Over the past week, it was an IT-related government scandal pushed that really irked our readers. The security breach at Elections Ontario was in itself probably low tech (USB sticks with voter information were lost, stolen or misplaced) but some commenters hinted that the government agency had proven itself incompetent in dealing with their computing resources.
When we first wrote about the incident, commenter zedbeat, for example, advocated stripping the provincial government of its responsibility for securing voter information:
“This is completely outrageous. We can’t trust the Ontario government with managing any sensitive or personal information after something like this.”
Meanwhile, reader Judith Fraser suggested that the employees responsible for the breach wouldn’t be held accountable in the same way they would if they worked for an enterprise.
“In the private sector,” she wrote, “they would be drawn and quartered for such a breach.”
We also wrote a retrospective article looking at the possible reasons for why employees at Elections Ontario didn’t follow protocol. Analysts said that making punishments for not playing by the rules harsher wouldn’t necessarily lead to more security.
But Peter de Jager didn’t think complex analyses of motivation (or lack thereof) were necessary. As far as he’s concerned, common sense and the existence of real penalties would prevent similar occurrences in the future:
“How to put this simply? DATA is not a dog, stop taking it out for walks!
“Or perhaps something from my youth? Never anything smaller than your elbow in your ear. Revamped to: Never put sensitive DATA on anything you can carry in your pocket. And for the love of Grace Hopper if it’s sensitive, encrypt it!
“Failing all of this? Fire the person who loses the data AND fire their manager. This nonsense would all stop in a heartbeat.”
Fair enough. But that’s too much already about drawing, quartering and firing people. Let’s move on to something on the lighter side of things: whether you should be able to carry a tablet in your pocket. We blogged about the threat the Microsoft Surface may pose to Apple and how a 7-inch tablet might be just the right size for fashion designers to work around in the future.
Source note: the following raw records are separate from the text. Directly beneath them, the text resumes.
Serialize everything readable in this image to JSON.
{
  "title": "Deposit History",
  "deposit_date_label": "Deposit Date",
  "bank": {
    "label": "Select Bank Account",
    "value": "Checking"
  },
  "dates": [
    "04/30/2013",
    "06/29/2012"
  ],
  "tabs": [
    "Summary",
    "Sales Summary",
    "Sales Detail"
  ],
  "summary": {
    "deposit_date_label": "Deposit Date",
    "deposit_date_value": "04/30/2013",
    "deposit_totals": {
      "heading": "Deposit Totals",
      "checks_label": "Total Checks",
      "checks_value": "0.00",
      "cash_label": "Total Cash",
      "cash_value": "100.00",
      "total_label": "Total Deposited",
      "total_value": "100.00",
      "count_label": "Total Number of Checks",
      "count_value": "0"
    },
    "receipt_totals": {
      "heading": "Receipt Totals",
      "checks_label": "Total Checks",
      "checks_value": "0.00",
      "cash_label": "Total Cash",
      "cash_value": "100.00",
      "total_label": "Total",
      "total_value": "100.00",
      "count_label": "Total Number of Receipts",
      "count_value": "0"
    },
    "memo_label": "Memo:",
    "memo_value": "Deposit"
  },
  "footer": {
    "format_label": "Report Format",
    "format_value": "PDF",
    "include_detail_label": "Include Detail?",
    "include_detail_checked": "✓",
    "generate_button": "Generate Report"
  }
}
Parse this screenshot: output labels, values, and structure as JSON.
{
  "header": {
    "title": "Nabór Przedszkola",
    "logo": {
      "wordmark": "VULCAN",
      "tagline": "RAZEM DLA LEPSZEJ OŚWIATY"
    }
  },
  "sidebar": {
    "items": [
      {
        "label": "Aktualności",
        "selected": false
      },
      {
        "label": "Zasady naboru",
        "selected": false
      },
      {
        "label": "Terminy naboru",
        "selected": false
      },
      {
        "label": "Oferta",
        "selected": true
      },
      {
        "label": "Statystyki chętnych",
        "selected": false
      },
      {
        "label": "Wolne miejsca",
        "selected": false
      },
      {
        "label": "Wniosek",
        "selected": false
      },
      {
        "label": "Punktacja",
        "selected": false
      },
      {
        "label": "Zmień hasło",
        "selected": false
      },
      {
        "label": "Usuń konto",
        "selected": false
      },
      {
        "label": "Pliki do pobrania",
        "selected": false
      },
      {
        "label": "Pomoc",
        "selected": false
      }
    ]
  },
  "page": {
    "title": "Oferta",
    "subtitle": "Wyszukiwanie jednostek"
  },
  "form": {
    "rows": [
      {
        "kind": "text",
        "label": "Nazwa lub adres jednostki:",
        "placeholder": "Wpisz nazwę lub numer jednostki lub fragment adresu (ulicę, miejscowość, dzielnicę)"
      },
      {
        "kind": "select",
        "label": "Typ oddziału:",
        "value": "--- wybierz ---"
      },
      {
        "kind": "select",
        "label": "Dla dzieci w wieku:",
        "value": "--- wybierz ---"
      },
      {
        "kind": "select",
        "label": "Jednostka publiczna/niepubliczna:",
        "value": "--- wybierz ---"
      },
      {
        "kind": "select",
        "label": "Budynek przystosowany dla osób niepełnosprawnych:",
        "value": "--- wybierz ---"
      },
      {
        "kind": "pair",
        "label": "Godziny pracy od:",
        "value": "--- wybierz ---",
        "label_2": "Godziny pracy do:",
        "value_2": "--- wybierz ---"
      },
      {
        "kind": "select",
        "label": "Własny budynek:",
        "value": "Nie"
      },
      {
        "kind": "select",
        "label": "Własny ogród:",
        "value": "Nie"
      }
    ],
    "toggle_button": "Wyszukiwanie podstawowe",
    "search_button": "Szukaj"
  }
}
Reader Ben500 liked our idea about 7-inch pockets, and noted that his BlackBerry PlayBook already fits into some of his jean and coat pockets.
“It is helpful when you need to put it down while out and about,” he wrote.
Kenshin767, however, favoured the opposite approach, making the tablets smaller:
“I have no problems with my phone/tablet, the Samsung Galaxy Note. It is the perfect size to fit into pockets – 5.3 inches. They are already there on the market, I think if we slimmed them down to that size for more tablets there wouldn’t be a need for the increased pocket size.”